Electric pulse delivery, also known as electroporation, is a technique used to introduce foreign molecules, such as DNA, RNA, or proteins, into cells by applying an electric field. This electric field transiently increases the permeability of the cell membrane, creating temporary pores through which the molecules can enter the cell.

Electric pulse delivery is widely used in various biological research and therapeutic applications, including gene transfer, gene editing, drug delivery, and cancer therapy. The process typically involves the following steps:

1. Sample preparation: The target cells are mixed with the molecules to be introduced, such as plasmid DNA, siRNA, or proteins.
2. Electric pulse application: The cell-molecule mixture is exposed to one or more electric pulses using an electroporation device. The electric field parameters, such as voltage, pulse duration, and number of pulses, need to be optimized for the specific cell type and molecule being introduced. These parameters determine the efficiency of the electric pulse delivery and the overall success of the electroporation process.
3. Recovery: Following the electric pulse application, the cells are allowed to recover in a suitable culture medium. During this time, the cell membrane reseals, and the introduced molecules can start to exert their effects within the cell, such as expressing a desired gene or silencing a target gene.
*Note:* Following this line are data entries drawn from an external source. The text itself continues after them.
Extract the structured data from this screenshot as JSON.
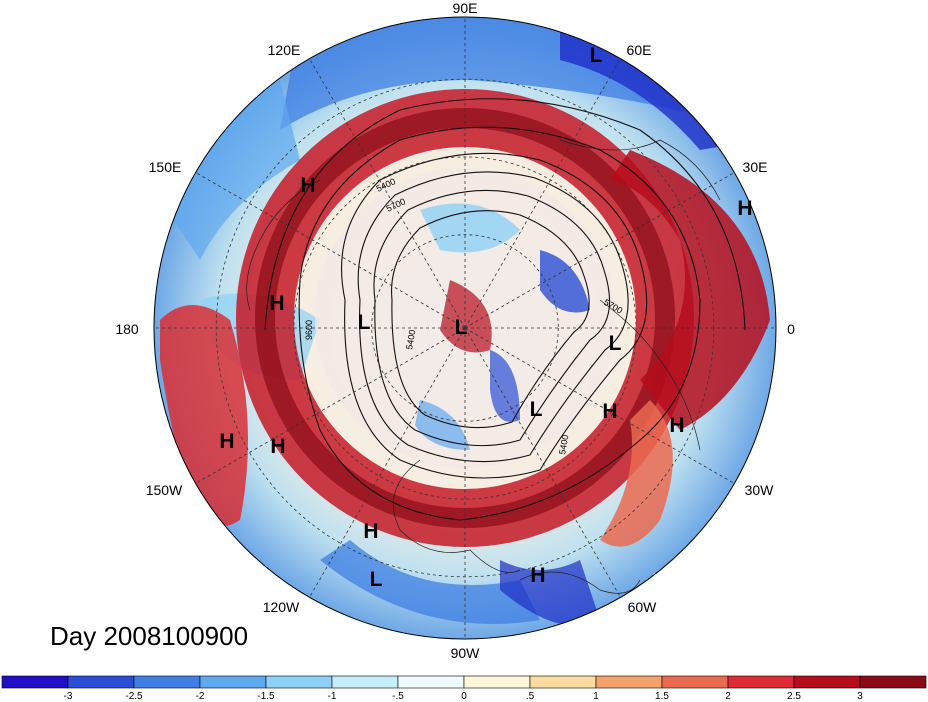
{
  "map": {
    "projection": "north-polar-stereographic",
    "longitude_labels": [
      "90E",
      "60E",
      "30E",
      "0",
      "30W",
      "60W",
      "90W",
      "120W",
      "150W",
      "180",
      "150E",
      "120E"
    ],
    "pressure_systems": [
      {
        "type": "L",
        "label": "L"
      },
      {
        "type": "H",
        "label": "H"
      },
      {
        "type": "H",
        "label": "H"
      },
      {
        "type": "H",
        "label": "H"
      },
      {
        "type": "L",
        "label": "L"
      },
      {
        "type": "L",
        "label": "L"
      },
      {
        "type": "L",
        "label": "L"
      },
      {
        "type": "L",
        "label": "L"
      },
      {
        "type": "H",
        "label": "H"
      },
      {
        "type": "H",
        "label": "H"
      },
      {
        "type": "H",
        "label": "H"
      },
      {
        "type": "H",
        "label": "H"
      },
      {
        "type": "H",
        "label": "H"
      },
      {
        "type": "L",
        "label": "L"
      },
      {
        "type": "H",
        "label": "H"
      }
    ],
    "contour_labels": [
      "5400",
      "5700",
      "9600",
      "5700",
      "5400",
      "5400"
    ],
    "date_label": "Day 2008100900"
  },
  "colorbar": {
    "tick_labels": [
      "-3",
      "-2.5",
      "-2",
      "-1.5",
      "-1",
      "-.5",
      "0",
      ".5",
      "1",
      "1.5",
      "2",
      "2.5",
      "3"
    ],
    "colors": [
      "#1f10c8",
      "#2a4fd6",
      "#3f7fe3",
      "#5ea8ef",
      "#8fd1f6",
      "#c6eefa",
      "#eefbff",
      "#fdf6d8",
      "#fbdca0",
      "#f3a26c",
      "#ea6a50",
      "#de2b35",
      "#b50d1c",
      "#8a0b16"
    ]
  },
  "colors": {
    "deep_red": "#a80f1c",
    "red": "#d82f35",
    "orange": "#ef8a5c",
    "pale": "#f7f0e4",
    "light_blue": "#a9dcf4",
    "blue": "#4d8fe0",
    "deep_blue": "#1e2ec8"
  }
}
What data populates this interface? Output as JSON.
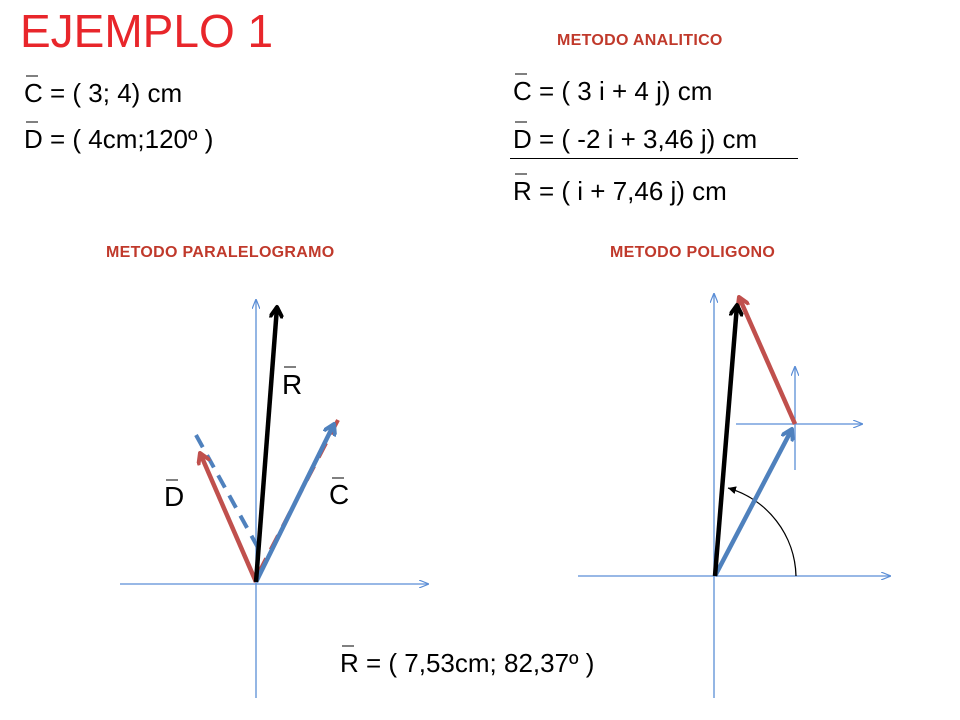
{
  "title": "EJEMPLO 1",
  "headings": {
    "analytic": "METODO ANALITICO",
    "parallelogram": "METODO PARALELOGRAMO",
    "polygon": "METODO POLIGONO"
  },
  "given": {
    "c": "C = ( 3;  4)   cm",
    "d": "D = ( 4cm;120º  )"
  },
  "analytic": {
    "c": "C = (  3 i  +   4 j)   cm",
    "d": "D = ( -2  i + 3,46 j)   cm",
    "r": "R = (     i + 7,46 j)   cm"
  },
  "result": "R = ( 7,53cm;  82,37º  )",
  "vector_labels": {
    "r": "R",
    "d": "D",
    "c": "C"
  },
  "colors": {
    "title": "#e8262b",
    "heading": "#c0392b",
    "axis": "#5b8ed6",
    "vector_c": "#4f81bd",
    "vector_d": "#c0504d",
    "vector_r": "#000000"
  }
}
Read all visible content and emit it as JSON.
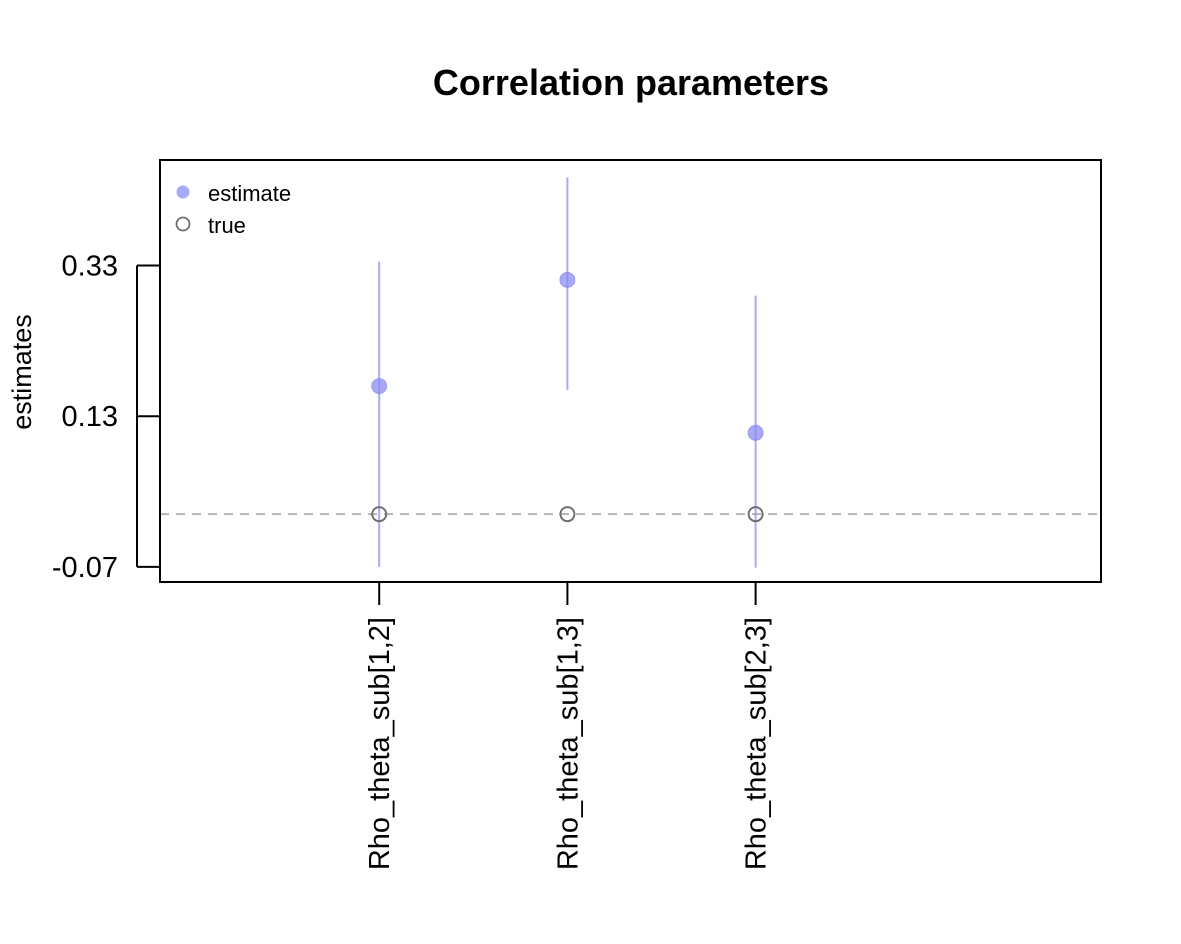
{
  "chart_data": {
    "type": "scatter",
    "title": "Correlation parameters",
    "xlabel": "",
    "ylabel": "estimates",
    "categories": [
      "Rho_theta_sub[1,2]",
      "Rho_theta_sub[1,3]",
      "Rho_theta_sub[2,3]"
    ],
    "yticks": [
      "0.33",
      "0.13",
      "-0.07"
    ],
    "ylim": [
      -0.09,
      0.47
    ],
    "reference_line": 0.0,
    "legend_position": "top-left",
    "series": [
      {
        "name": "estimate",
        "color": "#8c8cf2",
        "values": [
          0.17,
          0.311,
          0.108
        ],
        "lower": [
          -0.07,
          0.165,
          -0.071
        ],
        "upper": [
          0.335,
          0.447,
          0.29
        ]
      },
      {
        "name": "true",
        "color": "#707070",
        "values": [
          0.0,
          0.0,
          0.0
        ]
      }
    ]
  }
}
Electric pulse delivery can be performed on various cell types, including bacteria, yeast, plant, and mammalian cells. The technique can be applied in vitro (in cell culture), ex vivo (on isolated tissues or cells), or in vivo (directly within an organism). The method is versatile and generally efficient, but it can cause cell damage or death if not optimized correctly.

In recent years, electric pulse delivery has been combined with other techniques such as gene editing tools (e.g., CRISPR-Cas9) or immunotherapy approaches (e.g., introducing chimeric antigen receptor (CAR) genes into T cells) for various research and therapeutic applications.